In terms of its overriding curatorial premise, however, the exhibition remains a little suspect. Firstly, Grimes conceived it as a survey - a non-exhaustive, subjective experience as conveyed by the gallerist's travels to Latin America. Nothing unusual there. As a simple survey, the show would have been lauded. Unfortunately, things get a bit confused when the idea of amnesia comes into play. Immediately, the exhibition morphs from a simple show of solid, challenging and unfamiliar work into a body of work articulated by the idea of lost memory, which in turn leads to the broaching of dominance, hegemony, the other, the marginal. It cannot be otherwise.
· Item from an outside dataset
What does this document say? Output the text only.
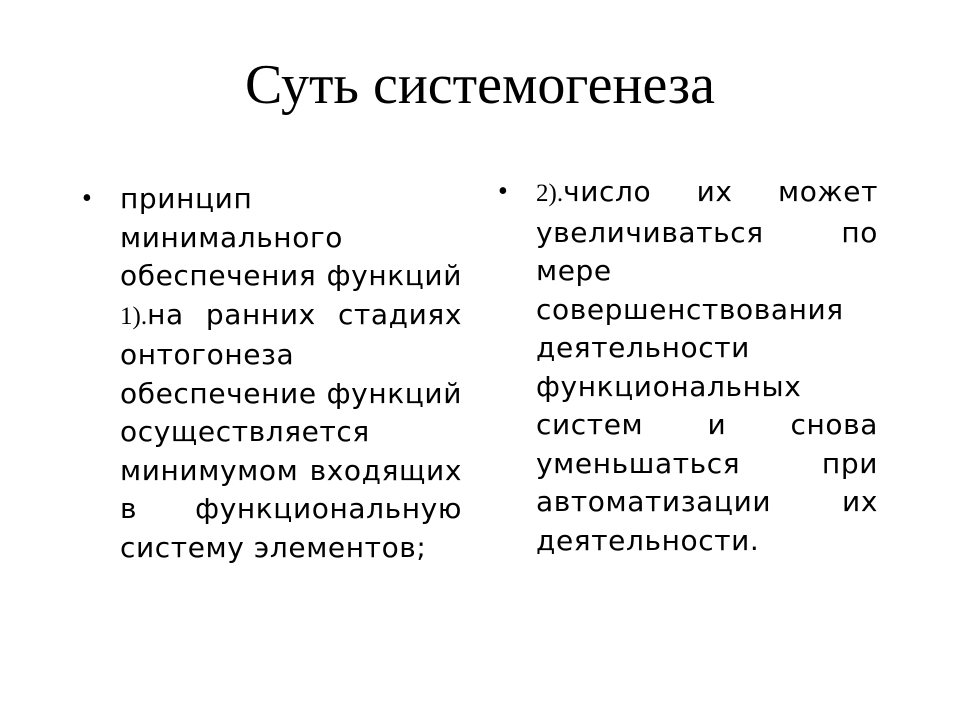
Суть системогенеза
• принцип минимального обеспечения функций 1).на ранних стадиях онтогонеза обеспечение функций осуществляется минимумом входящих в функциональную систему элементов;
• 2).число их может увеличиваться по мере совершенствования деятельности функциональных систем и снова уменьшаться при автоматизации их деятельности.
This sort of thematic show would have been better served by a selection that was less subjective and more, if not encyclopaedic, then at least broad-based. The moment Grimes penned the three words 'perspectives historically denied', in his catalogue essay, he entered dangerous territory by making reference to an almost nostalgic sense of victimisation - the recovering of what had been scourged by the colonial rule of the French and later the Anglo-Americans. This position is difficult to justify with a show that was not more consciously objective nor more conspicuously scholarly. I agree with Grimes that the work is not overtly political. Instead, it refers to a sense of 'politics as practical morality, as service to the truth, as essentially human and humanely measured care for our fellow humans', to use the words of Vaclav Havel. But this allusion, formulated in the texts and, to a lesser extent, in the fact that the artists seem to have bought into it wholesale, unfortunately labels the exhibition as respondent of a culture of complaint. Thus, these discussions reframe a wondrous body of work that would have better stood alone, each a separate continent, without obfuscating commentary. As it stands, the work does not so much fire like the synapses of a collective memory - which, presumably a series of works striving to deal with amnesia and remembrance would do. Nor does it come to terms with memory in any manner, a curatorial/artistic strategy that would have put a nice spin on the show as an organic whole. Rather, the work troops about randomly without reference to a central nervous system, able only to bray, for it is too busy redressing and addressing instead of simply being.